The next most obvious indicator is if those in charge of managing, creating, maintaining, or modifying management information systems ever – ever – use the argument “why wouldn’t you want to know that?” Management information systems require time, energy, and resources to set up and operate. If there is no specific demand for a particular information set, then setting up the systems to deliver such information is a waste of those very resources, energies, and time. Even entry-level MIS practitioners ought to know this.

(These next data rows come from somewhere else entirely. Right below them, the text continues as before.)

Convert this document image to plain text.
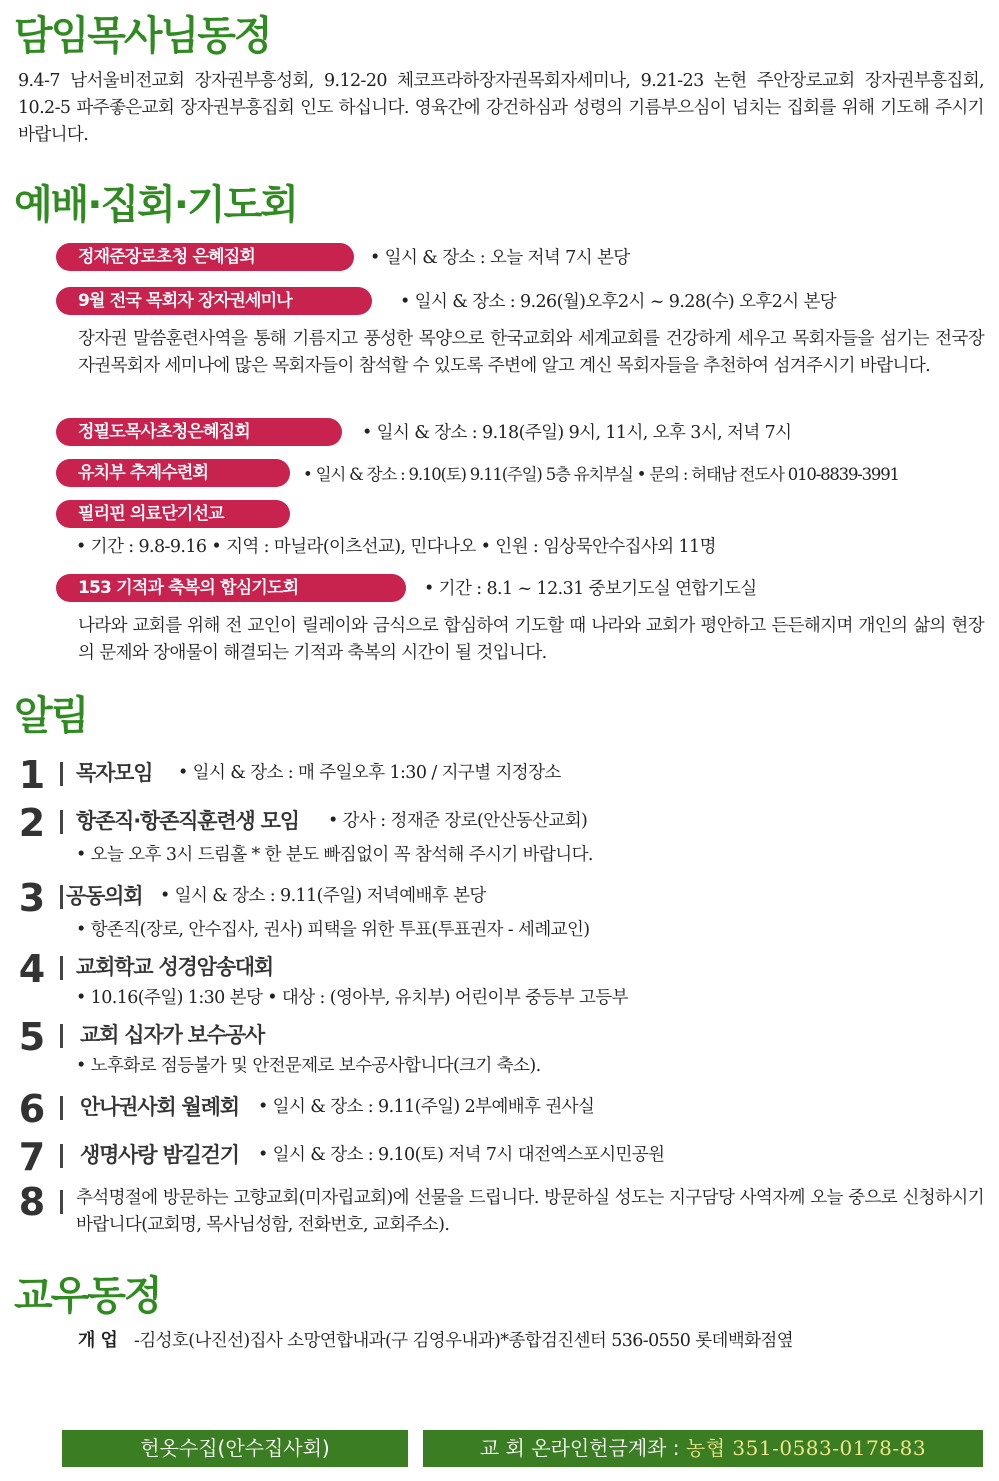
담임목사님동정
9.4-7 남서울비전교회 장자권부흥성회, 9.12-20 체코프라하장자권목회자세미나, 9.21-23 논현 주안장로교회 장자권부흥집회, 10.2-5 파주좋은교회 장자권부흥집회 인도 하십니다. 영육간에 강건하심과 성령의 기름부으심이 넘치는 집회를 위해 기도해 주시기 바랍니다.
예배·집회·기도회
정재준장로초청 은혜집회	• 일시 & 장소 : 오늘 저녁 7시 본당
9월 전국 목회자 장자권세미나	• 일시 & 장소 : 9.26(월)오후2시 ~ 9.28(수) 오후2시 본당
장자권 말씀훈련사역을 통해 기름지고 풍성한 목양으로 한국교회와 세계교회를 건강하게 세우고 목회자들을 섬기는 전국장자권목회자 세미나에 많은 목회자들이 참석할 수 있도록 주변에 알고 계신 목회자들을 추천하여 섬겨주시기 바랍니다.
정필도목사초청은혜집회	• 일시 & 장소 : 9.18(주일) 9시, 11시, 오후 3시, 저녁 7시
유치부 추계수련회	• 일시 & 장소 : 9.10(토) 9.11(주일) 5층 유치부실 • 문의 : 허태남 전도사 010-8839-3991
필리핀 의료단기선교
• 기간 : 9.8-9.16 • 지역 : 마닐라(이츠선교), 민다나오 • 인원 : 임상묵안수집사외 11명
153 기적과 축복의 합심기도회	• 기간 : 8.1 ~ 12.31 중보기도실 연합기도실
나라와 교회를 위해 전 교인이 릴레이와 금식으로 합심하여 기도할 때 나라와 교회가 평안하고 든든해지며 개인의 삶의 현장의 문제와 장애물이 해결되는 기적과 축복의 시간이 될 것입니다.
알림
1 목자모임 • 일시 & 장소 : 매 주일오후 1:30 / 지구별 지정장소
2 항존직·항존직훈련생 모임 • 강사 : 정재준 장로(안산동산교회)
• 오늘 오후 3시 드림홀 * 한 분도 빠짐없이 꼭 참석해 주시기 바랍니다.
3 공동의회 • 일시 & 장소 : 9.11(주일) 저녁예배후 본당
• 항존직(장로, 안수집사, 권사) 피택을 위한 투표(투표권자 - 세례교인)
4 교회학교 성경암송대회
• 10.16(주일) 1:30 본당 • 대상 : (영아부, 유치부) 어린이부 중등부 고등부
5 교회 십자가 보수공사
• 노후화로 점등불가 및 안전문제로 보수공사합니다(크기 축소).
6 안나권사회 월례회 • 일시 & 장소 : 9.11(주일) 2부예배후 권사실
7 생명사랑 밤길걷기 • 일시 & 장소 : 9.10(토) 저녁 7시 대전엑스포시민공원
8 추석명절에 방문하는 고향교회(미자립교회)에 선물을 드립니다. 방문하실 성도는 지구담당 사역자께 오늘 중으로 신청하시기 바랍니다(교회명, 목사님성함, 전화번호, 교회주소).
교우동정
개 업 -김성호(나진선)집사 소망연합내과(구 김영우내과)*종합검진센터 536-0550 롯데백화점옆
헌옷수집(안수집사회)	교 회 온라인헌금계좌 : 농협 351-0583-0178-83
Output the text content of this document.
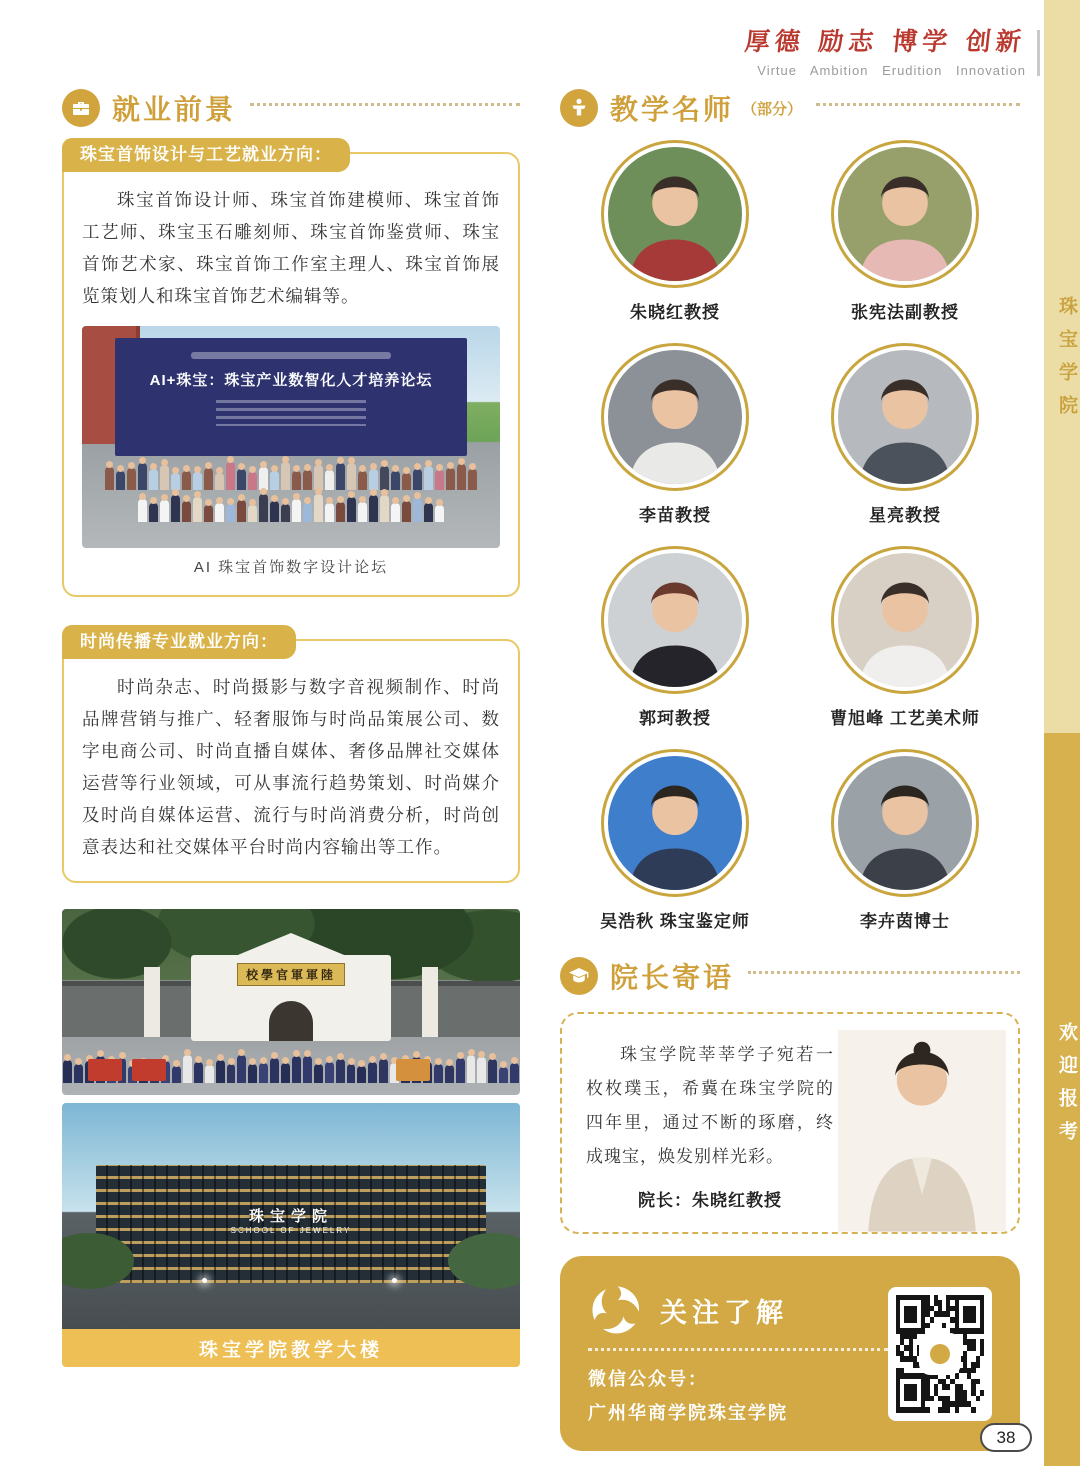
珠宝学院
欢迎报考
厚德 励志 博学 创新
Virtue Ambition Erudition Innovation
就业前景
珠宝首饰设计与工艺就业方向：

珠宝首饰设计师、珠宝首饰建模师、珠宝首饰工艺师、珠宝玉石雕刻师、珠宝首饰鉴赏师、珠宝首饰艺术家、珠宝首饰工作室主理人、珠宝首饰展览策划人和珠宝首饰艺术编辑等。

AI+珠宝：珠宝产业数智化人才培养论坛
AI 珠宝首饰数字设计论坛
时尚传播专业就业方向：

时尚杂志、时尚摄影与数字音视频制作、时尚品牌营销与推广、轻奢服饰与时尚品策展公司、数字电商公司、时尚直播自媒体、奢侈品牌社交媒体运营等行业领域，可从事流行趋势策划、时尚媒介及时尚自媒体运营、流行与时尚消费分析，时尚创意表达和社交媒体平台时尚内容输出等工作。

校學官軍軍陸
珠宝学院
SCHOOL OF JEWELRY
珠宝学院教学大楼
教学名师 （部分）
朱晓红教授	张宪法副教授
李苗教授	星亮教授
郭珂教授	曹旭峰 工艺美术师
吴浩秋 珠宝鉴定师	李卉茵博士
院长寄语

珠宝学院莘莘学子宛若一枚枚璞玉，希冀在珠宝学院的四年里，通过不断的琢磨，终成瑰宝，焕发别样光彩。

院长：朱晓红教授
关注了解
微信公众号：
广州华商学院珠宝学院
38
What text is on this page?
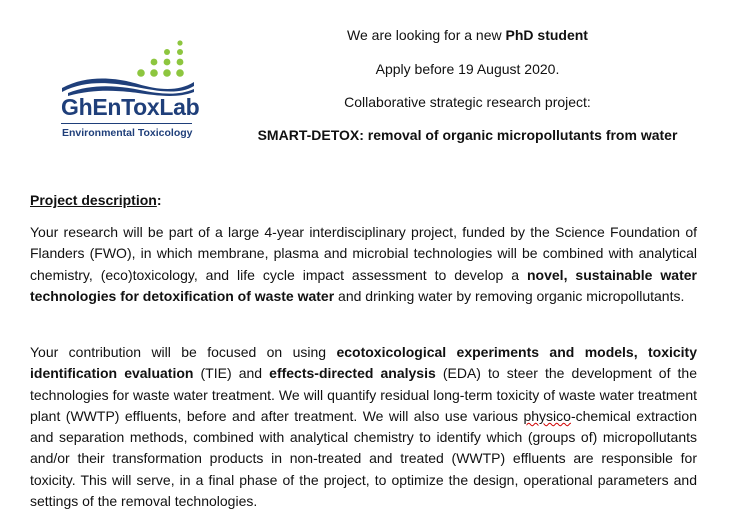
GhEnToxLab
Environmental Toxicology
We are looking for a new PhD student
Apply before 19 August 2020.
Collaborative strategic research project:
SMART-DETOX: removal of organic micropollutants from water
Project description:

Your research will be part of a large 4-year interdisciplinary project, funded by the Science Foundation of Flanders (FWO), in which membrane, plasma and microbial technologies will be combined with analytical chemistry, (eco)toxicology, and life cycle impact assessment to develop a novel, sustainable water technologies for detoxification of waste water and drinking water by removing organic micropollutants.

Your contribution will be focused on using ecotoxicological experiments and models, toxicity identification evaluation (TIE) and effects-directed analysis (EDA) to steer the development of the technologies for waste water treatment. We will quantify residual long-term toxicity of waste water treatment plant (WWTP) effluents, before and after treatment. We will also use various physico-chemical extraction and separation methods, combined with analytical chemistry to identify which (groups of) micropollutants and/or their transformation products in non-treated and treated (WWTP) effluents are responsible for toxicity. This will serve, in a final phase of the project, to optimize the design, operational parameters and settings of the removal technologies.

Another clear indicator of bad data management practices infiltrating your organization involves any push to consolidate information streams into a common software platform by invoking the efficiencies of scale argument. In those instances where a variety of home-grown systems have been developed, some of which perform overlapping functions, it’s almost always due to a diversity of needs among the consumers of the information. Unless there’s a clear and compelling reason to force all such information systems onto a single platform (e.g., the general ledger clearly shouldn’t be split), any attempt to do so will come across as heavy-handed and meddlesome. Invoking supposed savings in training costs while managers are in danger of losing the relevant info they need to manage is an unmistakable sign of CIO chicanery.
Also, if your Board of Directors is being informed of goings-on within the organization via an action item list, milestone list, or “performance item” list, then the person(s) supplying this so-called information don’t know what they are talking about. Polls are not legitimate management information systems. Legit MISs have three distinct phases: (1) data is gathered based on a certain discipline or criteria, (2) it is processed into information based on some methodology (e.g., Earned Value or Critical Path), and (3) the information is delivered to decision-makers in such a way that they can readily use it. A poll, on the other hand, is just what the last person who entered data into a central database thought of a particular issue. They’re worthless, and real CIOs would know that.
Finally, authentic big-data managers know that accountants and risk managers want to take over the management information universe, and know how to put such usurpers in their places.